I called for a retreat. Even if we won this engagement, sooner or later we'd lose one, and we can't afford to lose a single man at this time. This was self-evident for all of us, and--thankfully--I got no backtalk for my decision. The hard part was deciding where to go and how to get there; at this point, we agreed that north (away from the zeds) was our best option.
Keeping the zeds away was one thing. Organizing a migration was another. Doing both at the same time? Hellacious, even with everyone on board willing and able to pitch in. It wasn't that the zeds were a pressing problem. It was the time. We had to move out, migrate undetected, arrive without incident, and settle in for Winter all within a few short months. This would be bothersome in the best of times, and we were not there.
We were up against an enemy we could not kill. Oh, sure, blow off the heads of the zeds and so on, but that's not enough. Hive minds don't work that way; the best we can do is keep it away, and diverted. So, we went after it while we prepared. We hit sighted groups of zeds at maximum distance for our rifles, fired a few times, and then faded away into the countryside. We hit on one side, then the other, keeping the zeds confused as to where we were. This confused them, until we saw one day that one of them moved with purpose, as if alive. We chose not to engage, but instead to take that as our cue to move out.
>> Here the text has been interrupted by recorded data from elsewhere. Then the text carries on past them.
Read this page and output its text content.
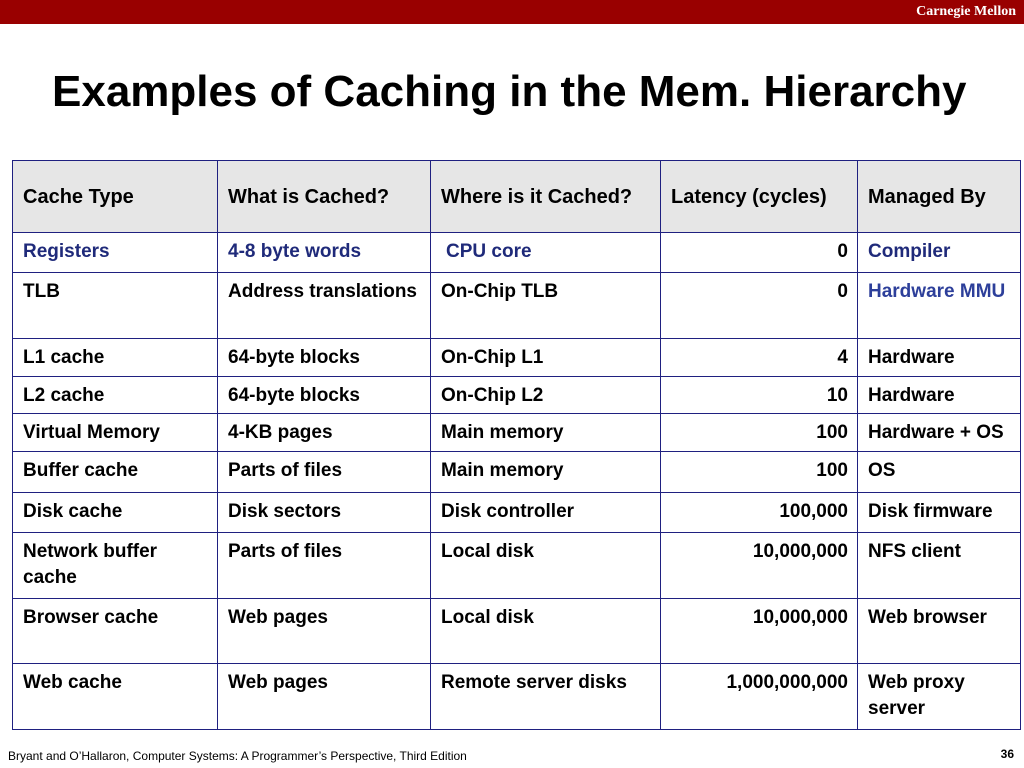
Carnegie Mellon
Examples of Caching in the Mem. Hierarchy
Cache Type	What is Cached?	Where is it Cached?	Latency (cycles)	Managed By
Registers	4-8 byte words	CPU core	0	Compiler
TLB	Address translations	On-Chip TLB	0	Hardware MMU
L1 cache	64-byte blocks	On-Chip L1	4	Hardware
L2 cache	64-byte blocks	On-Chip L2	10	Hardware
Virtual Memory	4-KB pages	Main memory	100	Hardware + OS
Buffer cache	Parts of files	Main memory	100	OS
Disk cache	Disk sectors	Disk controller	100,000	Disk firmware
Network buffer cache	Parts of files	Local disk	10,000,000	NFS client
Browser cache	Web pages	Local disk	10,000,000	Web browser
Web cache	Web pages	Remote server disks	1,000,000,000	Web proxy server
Bryant and O’Hallaron, Computer Systems: A Programmer’s Perspective, Third Edition	36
We trapped the homestead, rigged it to collapse and burn should they come- and once we moved out, we made them come into the trap. I had no clue if it would work, if it would fool that hive mind, but soon enough it would not matter. We had more pressing problems; we had less-than-helpful folks in the way between us and our destination.
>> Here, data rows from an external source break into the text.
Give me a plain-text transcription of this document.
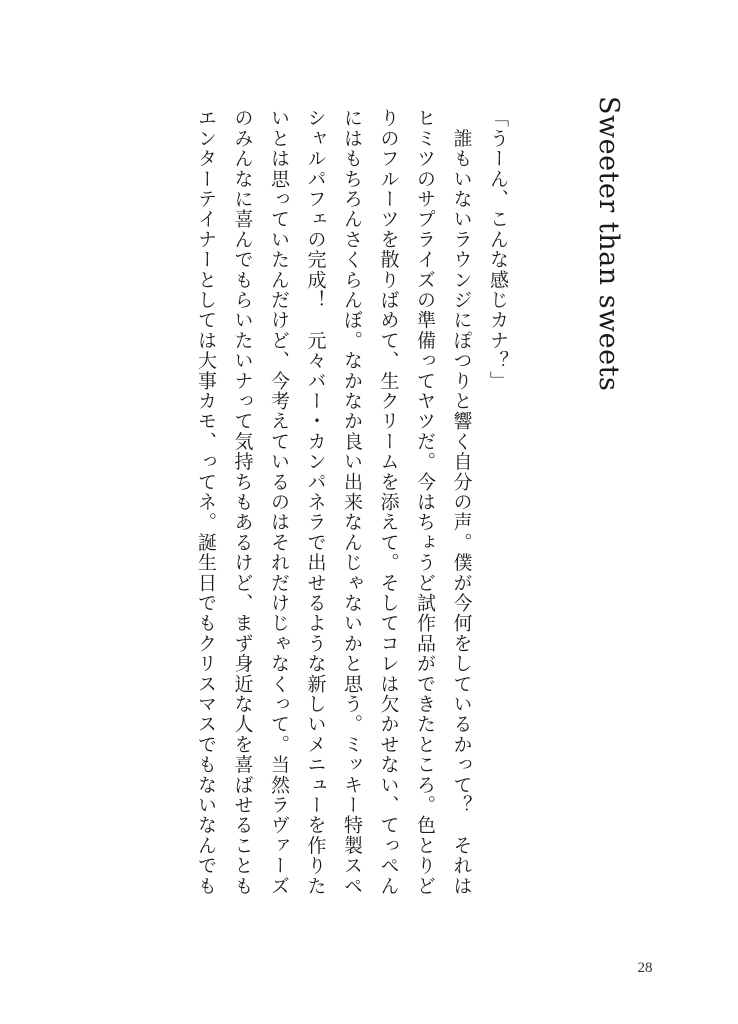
Sweeter than sweets
「うーん、こんな感じカナ？」
　誰もいないラウンジにぽつりと響く自分の声。僕が今何をしているかって？　それは
ヒミツのサプライズの準備ってヤツだ。今はちょうど試作品ができたところ。色とりど
りのフルーツを散りばめて、生クリームを添えて。そしてコレは欠かせない、てっぺん
にはもちろんさくらんぼ。なかなか良い出来なんじゃないかと思う。ミッキー特製スペ
シャルパフェの完成！　元々バー・カンパネラで出せるような新しいメニューを作りた
いとは思っていたんだけど、今考えているのはそれだけじゃなくって。当然ラヴァーズ
のみんなに喜んでもらいたいナって気持ちもあるけど、まず身近な人を喜ばせることも
エンターテイナーとしては大事カモ、ってネ。誕生日でもクリスマスでもないなんでも
28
The problem we ran into was the foolish survivalist sort, the folks who think that they could turn marauder after a collapse and succeed, being just as much a predatory presence as the zeds. In other words, they never got the true meaning of Romero's zombie films and instead thought it was an instruction manual. Fortunately we maintained the practice of keeping scouts well enough ahead to warn the rest of us, and warn us our scouts did; stealth and avoidance were our ways in these days, and again they proved their worth.
To deal with them, I had an idea, and it would be dangerous.